Current Graduate Students

Brenden Morrissey
Brenden is a second-year student in the Clinical Psychology Health Emphasis PhD Program. He earned his B.A. in Psychology and Classical Studies from Brandeis University. Before pursuing a doctoral degree, Brenden worked as a research coordinator at Joslin Diabetes Center in the Pediatric, Adolescent, and Young Adult section, where he coordinated a 12-month, NIH R01-funded psychosocial intervention aimed at improving glycemic control and reducing diabetes distress in adolescents and young adults with type 1 diabetes. Prior to this, he worked at Brown University Health in the Bradley-Hasbro Children's Research Center, where he assisted with a variety of research projects focusing on early childhood mental health and worked with the Early Childhood Outpatient and SUCCESS programs to link parents and early childhood learning professionals with children's mental health services. During his time at Brandeis, he worked in the Child and Adolescent Research on Development (CARD) Lab on a project examining children's compliance with a novel music curriculum in a preschool setting. At the HEARTS lab, Brenden hopes to explore the relationship between social support, trauma history, and comorbid physical/psychological symptoms and treatment adherence in organ transplant recipients .

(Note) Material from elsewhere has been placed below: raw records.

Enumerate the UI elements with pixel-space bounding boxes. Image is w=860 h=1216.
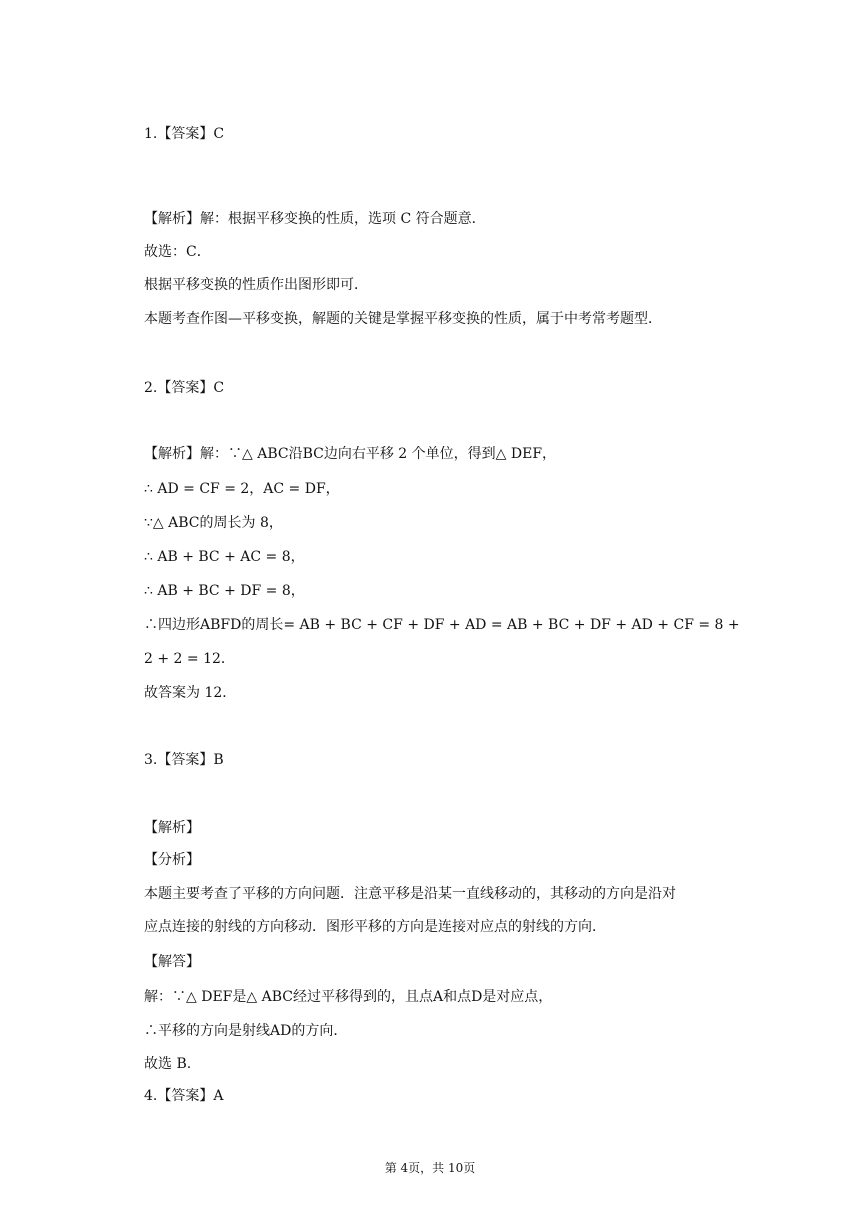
q2-analysis-line-5: ∴ AB + BC + DF = 8， bbox=[144, 583, 305, 599]
q1-analysis-line-3: 根据平移变换的性质作出图形即可． bbox=[144, 277, 368, 293]
q2-analysis-line-2: ∴ AD = CF = 2，AC = DF， bbox=[144, 481, 340, 497]
q1-analysis-line-2: 故选：C． bbox=[144, 244, 211, 260]
q3-analysis-heading: 【解析】 bbox=[144, 820, 200, 836]
q3-fenxi-line-2: 应点连接的射线的方向移动．图形平移的方向是连接对应点的射线的方向． bbox=[144, 919, 606, 935]
q3-fenxi-line-1: 本题主要考查了平移的方向问题．注意平移是沿某一直线移动的，其移动的方向是沿对 bbox=[144, 886, 676, 902]
q3-answer: 3.【答案】B bbox=[144, 752, 224, 768]
q2-analysis-line-8: 故答案为 12． bbox=[144, 685, 237, 701]
q3-fenxi-heading: 【分析】 bbox=[144, 852, 200, 868]
q2-analysis-line-6: ∴四边形ABFD的周长= AB + BC + CF + DF + AD = AB + BC + DF + AD + CF = 8 + bbox=[144, 617, 740, 633]
q3-jieda-line-3: 故选 B. bbox=[144, 1056, 192, 1072]
q4-answer: 4.【答案】A bbox=[144, 1088, 224, 1104]
q2-analysis-line-7: 2 + 2 = 12． bbox=[144, 651, 235, 667]
q1-answer: 1.【答案】C bbox=[144, 126, 225, 142]
q3-jieda-line-2: ∴平移的方向是射线AD的方向． bbox=[144, 1023, 348, 1039]
q3-jieda-line-1: 解：∵△ DEF是△ ABC经过平移得到的，且点A和点D是对应点， bbox=[144, 989, 553, 1005]
page-footer: 第 4页，共 10页 bbox=[384, 1161, 476, 1175]
q2-analysis-line-3: ∵△ ABC的周长为 8， bbox=[144, 515, 283, 531]
q2-analysis-line-1: 【解析】解：∵△ ABC沿BC边向右平移 2 个单位，得到△ DEF， bbox=[144, 446, 557, 462]
q1-analysis-line-4: 本题考查作图—平移变换，解题的关键是掌握平移变换的性质，属于中考常考题型． bbox=[144, 311, 662, 327]
q3-jieda-heading: 【解答】 bbox=[144, 954, 200, 970]
q2-analysis-line-4: ∴ AB + BC + AC = 8， bbox=[144, 549, 305, 565]
q1-analysis-line-1: 【解析】解：根据平移变换的性质，选项 C 符合题意． bbox=[144, 211, 486, 227]
q2-answer: 2.【答案】C bbox=[144, 380, 225, 396]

Research Interests: adherence, anxiety disorders, chronic illness, emerging adults, organ transplant, pediatric psychology, social determinants of health, social support, trauma history.
2025-2026 Externship: Northport VA Medical Center -- Serious Mental Illness Outpatient Psychotherapy

Emily Lebovitz
Emily is a first-year student in the clinical health emphasis PhD program at Ferkauf Graduate School of Psychology. She recently earned her BS from Cornell University, where she worked as a research assistant in the Purpose and Identity Processes Lab. For her senior honors thesis, she examined the influence of social comparison processes on well-being using ecological momentary assessments (EMAs). Her research interests center on social cognitive processes, specifically stress and decision-making regarding health behaviors and outcomes. In the HEARTs lab, Emily hopes to explore individual and community-level influences of decision-making processes and motivation in healthy behaviors to reduce the risk of cardiovascular disease.